I feel like a prisoner.
Maybe its because I’ve been binge watching Prison Break on Netflix but my 14 month old son is that asshole guard Bellick. Really, my 14 month old is not an asshole. He is sweet and adorable and smiles and laughs at me all day and I wouldn’t smile nearly as much if I didn’t have all of his joy to reflect. (I just had to take him away from digging in the trash – seriously his favorite thing to do.) But the mofo is stuck on me like glue…maybe Bellick is the wrong comparison but it is because of this guy that I cannot do a damn thing in peace or privacy, so it kind of feels like prison.
The other 3 kids could be inmates, guards, wardens, corrupt members of the legal system….it doesn’t really matter who you analogize them to be, it feels like they are all ruining my life. No. I don’t mean that. The guilt I feel for thinking, saying or typing that is immeasurable – only I truly can’t even shit alone, so it kind of feels like I’m in prison (without all the impending doom I imagine).
- I don’t get to set my own schedule. Wake up time is when the youngest wakes up. His demands of, “Up! I wanna walk!” (which sounds like “ehhh!!!! onna awlk!!!!”) incite me into action before he’ll alert the other inmates (children) or warden (husband) with his insubordination.
- The food sucks! Some might say that at least I get to pick what I eat, but the reality is: I can spend time making something I like (whilst tripping over a toddler and fending off a hundred other unwanted advances), only for the kids to refuse to eat it and demand 87 other things. By the time I get any leftovers, they are cold, unappealing and I’m too damn tired to eat anyway. Or they actually like the food and clear their plates, requesting seconds before I have a chance to sit down, and when I finally find the time to make myself a plate, the pan is empty. My calories mostly come from the leftovers I scrape from the high chair tray and wine (where there is no doubt, my life is full of a beautiful freedom of choice between dry reds, fruity whites, bubbly mixes, and everything in between!).
- Yard time is mandatory. Like it or not, we are going outside. Just listen to the toddler yell “Ow-ide!!!” (“outside”) as he deftly flips the deadbolt and sprints across the yard (barefoot and wearing nothing but a diaper nonetheless!). Unfortunately, these outings don’t follow a routine schedule (see #1) and frequently occur when I am on the phone, the toilet, or otherwise indisposed.

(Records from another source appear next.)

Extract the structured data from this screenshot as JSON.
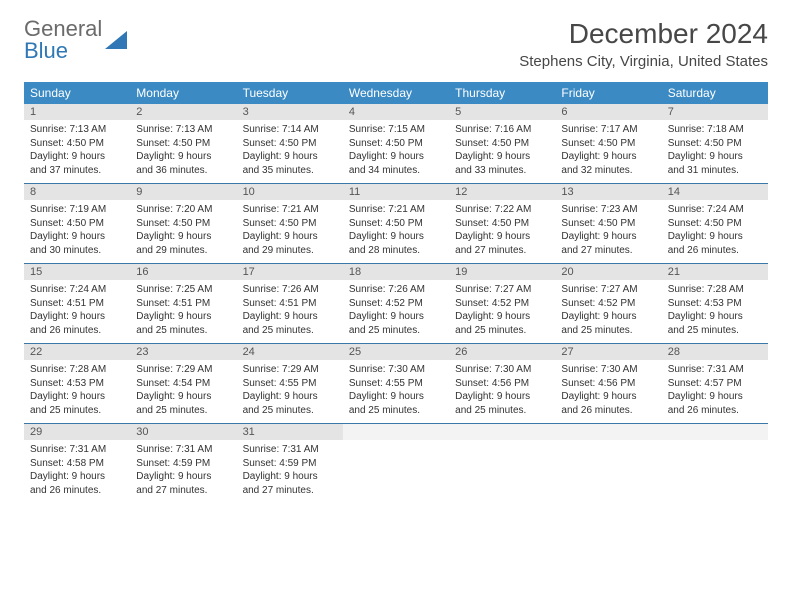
{
  "logo": {
    "text_general": "General",
    "text_blue": "Blue"
  },
  "title": "December 2024",
  "location": "Stephens City, Virginia, United States",
  "colors": {
    "header_bg": "#3b8ac4",
    "header_fg": "#ffffff",
    "num_bg": "#e4e4e4",
    "blank_bg": "#f3f3f3",
    "week_border": "#3b78a8",
    "text": "#333333",
    "title_color": "#474747"
  },
  "day_names": [
    "Sunday",
    "Monday",
    "Tuesday",
    "Wednesday",
    "Thursday",
    "Friday",
    "Saturday"
  ],
  "weeks": [
    [
      {
        "num": "1",
        "sunrise": "Sunrise: 7:13 AM",
        "sunset": "Sunset: 4:50 PM",
        "daylight1": "Daylight: 9 hours",
        "daylight2": "and 37 minutes."
      },
      {
        "num": "2",
        "sunrise": "Sunrise: 7:13 AM",
        "sunset": "Sunset: 4:50 PM",
        "daylight1": "Daylight: 9 hours",
        "daylight2": "and 36 minutes."
      },
      {
        "num": "3",
        "sunrise": "Sunrise: 7:14 AM",
        "sunset": "Sunset: 4:50 PM",
        "daylight1": "Daylight: 9 hours",
        "daylight2": "and 35 minutes."
      },
      {
        "num": "4",
        "sunrise": "Sunrise: 7:15 AM",
        "sunset": "Sunset: 4:50 PM",
        "daylight1": "Daylight: 9 hours",
        "daylight2": "and 34 minutes."
      },
      {
        "num": "5",
        "sunrise": "Sunrise: 7:16 AM",
        "sunset": "Sunset: 4:50 PM",
        "daylight1": "Daylight: 9 hours",
        "daylight2": "and 33 minutes."
      },
      {
        "num": "6",
        "sunrise": "Sunrise: 7:17 AM",
        "sunset": "Sunset: 4:50 PM",
        "daylight1": "Daylight: 9 hours",
        "daylight2": "and 32 minutes."
      },
      {
        "num": "7",
        "sunrise": "Sunrise: 7:18 AM",
        "sunset": "Sunset: 4:50 PM",
        "daylight1": "Daylight: 9 hours",
        "daylight2": "and 31 minutes."
      }
    ],
    [
      {
        "num": "8",
        "sunrise": "Sunrise: 7:19 AM",
        "sunset": "Sunset: 4:50 PM",
        "daylight1": "Daylight: 9 hours",
        "daylight2": "and 30 minutes."
      },
      {
        "num": "9",
        "sunrise": "Sunrise: 7:20 AM",
        "sunset": "Sunset: 4:50 PM",
        "daylight1": "Daylight: 9 hours",
        "daylight2": "and 29 minutes."
      },
      {
        "num": "10",
        "sunrise": "Sunrise: 7:21 AM",
        "sunset": "Sunset: 4:50 PM",
        "daylight1": "Daylight: 9 hours",
        "daylight2": "and 29 minutes."
      },
      {
        "num": "11",
        "sunrise": "Sunrise: 7:21 AM",
        "sunset": "Sunset: 4:50 PM",
        "daylight1": "Daylight: 9 hours",
        "daylight2": "and 28 minutes."
      },
      {
        "num": "12",
        "sunrise": "Sunrise: 7:22 AM",
        "sunset": "Sunset: 4:50 PM",
        "daylight1": "Daylight: 9 hours",
        "daylight2": "and 27 minutes."
      },
      {
        "num": "13",
        "sunrise": "Sunrise: 7:23 AM",
        "sunset": "Sunset: 4:50 PM",
        "daylight1": "Daylight: 9 hours",
        "daylight2": "and 27 minutes."
      },
      {
        "num": "14",
        "sunrise": "Sunrise: 7:24 AM",
        "sunset": "Sunset: 4:50 PM",
        "daylight1": "Daylight: 9 hours",
        "daylight2": "and 26 minutes."
      }
    ],
    [
      {
        "num": "15",
        "sunrise": "Sunrise: 7:24 AM",
        "sunset": "Sunset: 4:51 PM",
        "daylight1": "Daylight: 9 hours",
        "daylight2": "and 26 minutes."
      },
      {
        "num": "16",
        "sunrise": "Sunrise: 7:25 AM",
        "sunset": "Sunset: 4:51 PM",
        "daylight1": "Daylight: 9 hours",
        "daylight2": "and 25 minutes."
      },
      {
        "num": "17",
        "sunrise": "Sunrise: 7:26 AM",
        "sunset": "Sunset: 4:51 PM",
        "daylight1": "Daylight: 9 hours",
        "daylight2": "and 25 minutes."
      },
      {
        "num": "18",
        "sunrise": "Sunrise: 7:26 AM",
        "sunset": "Sunset: 4:52 PM",
        "daylight1": "Daylight: 9 hours",
        "daylight2": "and 25 minutes."
      },
      {
        "num": "19",
        "sunrise": "Sunrise: 7:27 AM",
        "sunset": "Sunset: 4:52 PM",
        "daylight1": "Daylight: 9 hours",
        "daylight2": "and 25 minutes."
      },
      {
        "num": "20",
        "sunrise": "Sunrise: 7:27 AM",
        "sunset": "Sunset: 4:52 PM",
        "daylight1": "Daylight: 9 hours",
        "daylight2": "and 25 minutes."
      },
      {
        "num": "21",
        "sunrise": "Sunrise: 7:28 AM",
        "sunset": "Sunset: 4:53 PM",
        "daylight1": "Daylight: 9 hours",
        "daylight2": "and 25 minutes."
      }
    ],
    [
      {
        "num": "22",
        "sunrise": "Sunrise: 7:28 AM",
        "sunset": "Sunset: 4:53 PM",
        "daylight1": "Daylight: 9 hours",
        "daylight2": "and 25 minutes."
      },
      {
        "num": "23",
        "sunrise": "Sunrise: 7:29 AM",
        "sunset": "Sunset: 4:54 PM",
        "daylight1": "Daylight: 9 hours",
        "daylight2": "and 25 minutes."
      },
      {
        "num": "24",
        "sunrise": "Sunrise: 7:29 AM",
        "sunset": "Sunset: 4:55 PM",
        "daylight1": "Daylight: 9 hours",
        "daylight2": "and 25 minutes."
      },
      {
        "num": "25",
        "sunrise": "Sunrise: 7:30 AM",
        "sunset": "Sunset: 4:55 PM",
        "daylight1": "Daylight: 9 hours",
        "daylight2": "and 25 minutes."
      },
      {
        "num": "26",
        "sunrise": "Sunrise: 7:30 AM",
        "sunset": "Sunset: 4:56 PM",
        "daylight1": "Daylight: 9 hours",
        "daylight2": "and 25 minutes."
      },
      {
        "num": "27",
        "sunrise": "Sunrise: 7:30 AM",
        "sunset": "Sunset: 4:56 PM",
        "daylight1": "Daylight: 9 hours",
        "daylight2": "and 26 minutes."
      },
      {
        "num": "28",
        "sunrise": "Sunrise: 7:31 AM",
        "sunset": "Sunset: 4:57 PM",
        "daylight1": "Daylight: 9 hours",
        "daylight2": "and 26 minutes."
      }
    ],
    [
      {
        "num": "29",
        "sunrise": "Sunrise: 7:31 AM",
        "sunset": "Sunset: 4:58 PM",
        "daylight1": "Daylight: 9 hours",
        "daylight2": "and 26 minutes."
      },
      {
        "num": "30",
        "sunrise": "Sunrise: 7:31 AM",
        "sunset": "Sunset: 4:59 PM",
        "daylight1": "Daylight: 9 hours",
        "daylight2": "and 27 minutes."
      },
      {
        "num": "31",
        "sunrise": "Sunrise: 7:31 AM",
        "sunset": "Sunset: 4:59 PM",
        "daylight1": "Daylight: 9 hours",
        "daylight2": "and 27 minutes."
      },
      {
        "blank": true
      },
      {
        "blank": true
      },
      {
        "blank": true
      },
      {
        "blank": true
      }
    ]
  ]
}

- I’m subject to unannounced searches. The things I ‘hide’ in my nightstand drawer do not remain hidden. If i take the time to brush my teeth, a minor will take the time to rifle through my drawers and that is an awkward conversation! Likewise, that candy bar I stealthily purchased at the grocery store and swiftly stowed away inside my purse was promptly discovered when I was desperately trying to distract my screaming child in the doctor’s waiting room.
- Don’t drop the soap! This might not be as painful in my life as it is in prison, but it is probably equally unpleasant. While bending over to retrieve dropped soap in prison can lead to a violation, dropping the soap with a toddler in tow will lead to said toddler man-handling said soap. Anyone who has ever Googled home remedies for constipation knows soap = defecation. This is a lose-lose situation either way!
I’m only 10 years into a life sentence, and I gotta say, solitary confinement doesn’t sound so bad!